Dalam voting yang menang adalah pilihan kedua. Tapi itu tidak secara otomatis pemerintah menaikan BBM. Harga ICP Februari 2012 memang sebesar 122 dan Maret disebut-sebut naik menjadi 128, yang artinya di atas 120,75. Tapi jika dihitung rata-rata dalam enam bulan belakangan cuma 116,49.
Rinciannya: Oktober 2011 (109,29), November 2011 (112,94) Desember 2011(110,70) Januari 2012 (115,90) Februari 2012 (122,17),dan Maret 2012 (128).

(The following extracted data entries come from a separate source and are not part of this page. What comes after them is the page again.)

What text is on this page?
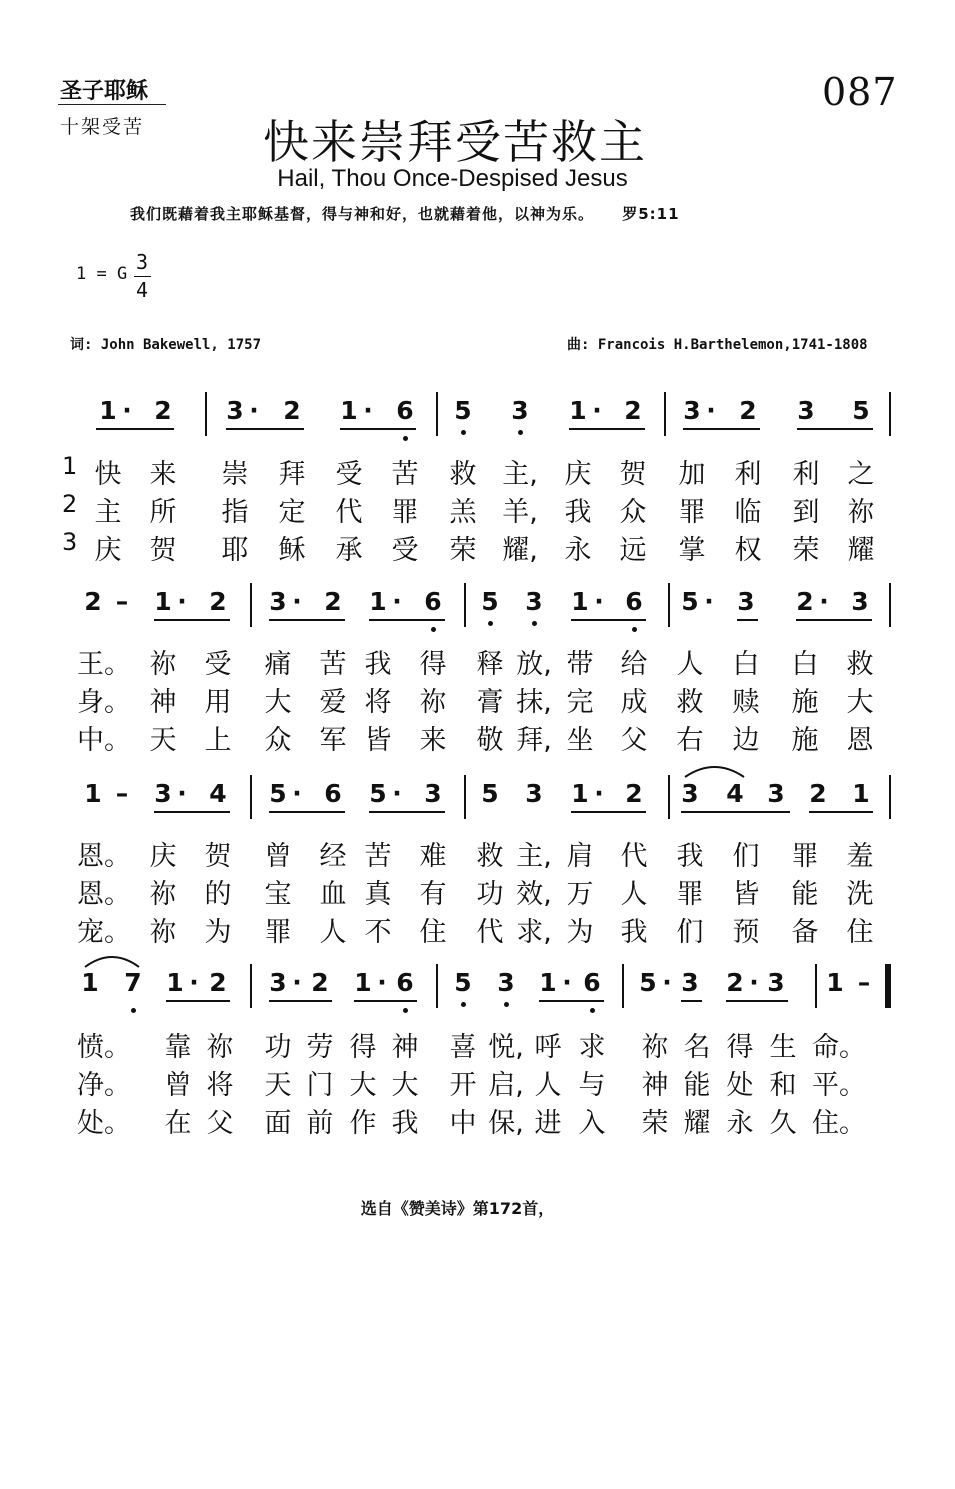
圣子耶稣
十架受苦
087
快来崇拜受苦救主
Hail, Thou Once-Despised Jesus
我们既藉着我主耶稣基督，得与神和好，也就藉着他，以神为乐。 罗5:11
1 = G 3
4
词: John Bakewell, 1757	曲: Francois H.Barthelemon,1741-1808
1 · 2 3 · 2 1 · 6 5 3 1 · 2 3 · 2 3 5
1 快 来 崇 拜 受 苦 救 主, 庆 贺 加 利 利 之
2 主 所 指 定 代 罪 羔 羊, 我 众 罪 临 到 祢
3 庆 贺 耶 稣 承 受 荣 耀, 永 远 掌 权 荣 耀
2 – 1 · 2 3 · 2 1 · 6 5 3 1 · 6 5 · 3 2 · 3
王。 祢 受 痛 苦 我 得 释 放, 带 给 人 白 白 救
身。 神 用 大 爱 将 祢 膏 抹, 完 成 救 赎 施 大
中。 天 上 众 军 皆 来 敬 拜, 坐 父 右 边 施 恩
1 – 3 · 4 5 · 6 5 · 3 5 3 1 · 2 3 4 3 2 1
恩。 庆 贺 曾 经 苦 难 救 主, 肩 代 我 们 罪 羞
恩。 祢 的 宝 血 真 有 功 效, 万 人 罪 皆 能 洗
宠。 祢 为 罪 人 不 住 代 求, 为 我 们 预 备 住
1 7 1 · 2 3 · 2 1 · 6 5 3 1 · 6 5 · 3 2 · 3 1 –
愤。 靠 祢 功 劳 得 神 喜 悦, 呼 求 祢 名 得 生 命。
净。 曾 将 天 门 大 大 开 启, 人 与 神 能 处 和 平。
处。 在 父 面 前 作 我 中 保, 进 入 荣 耀 永 久 住。
选自《赞美诗》第172首，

Dengan demikian, rata-rata persentase kenaikan dalam 6 bulan terakhir cuma 10,94 persen. Padahal syarat untuk menaikkan BBM dalam ayat 6A itu adalah 15%. Jadi BBM tidak naik.
Cuma Menunda Masalah
Kepala Ekonom Danareksa Research Institute, Purbaya Yudhi Sadewa menilai, keputusan DPR semalam bukanlah keputusan yang tepat. Menurutnya, jika patokan enam bulan diterapkan mulai April, maka akan terlambat untuk menyelamatkan anggaran.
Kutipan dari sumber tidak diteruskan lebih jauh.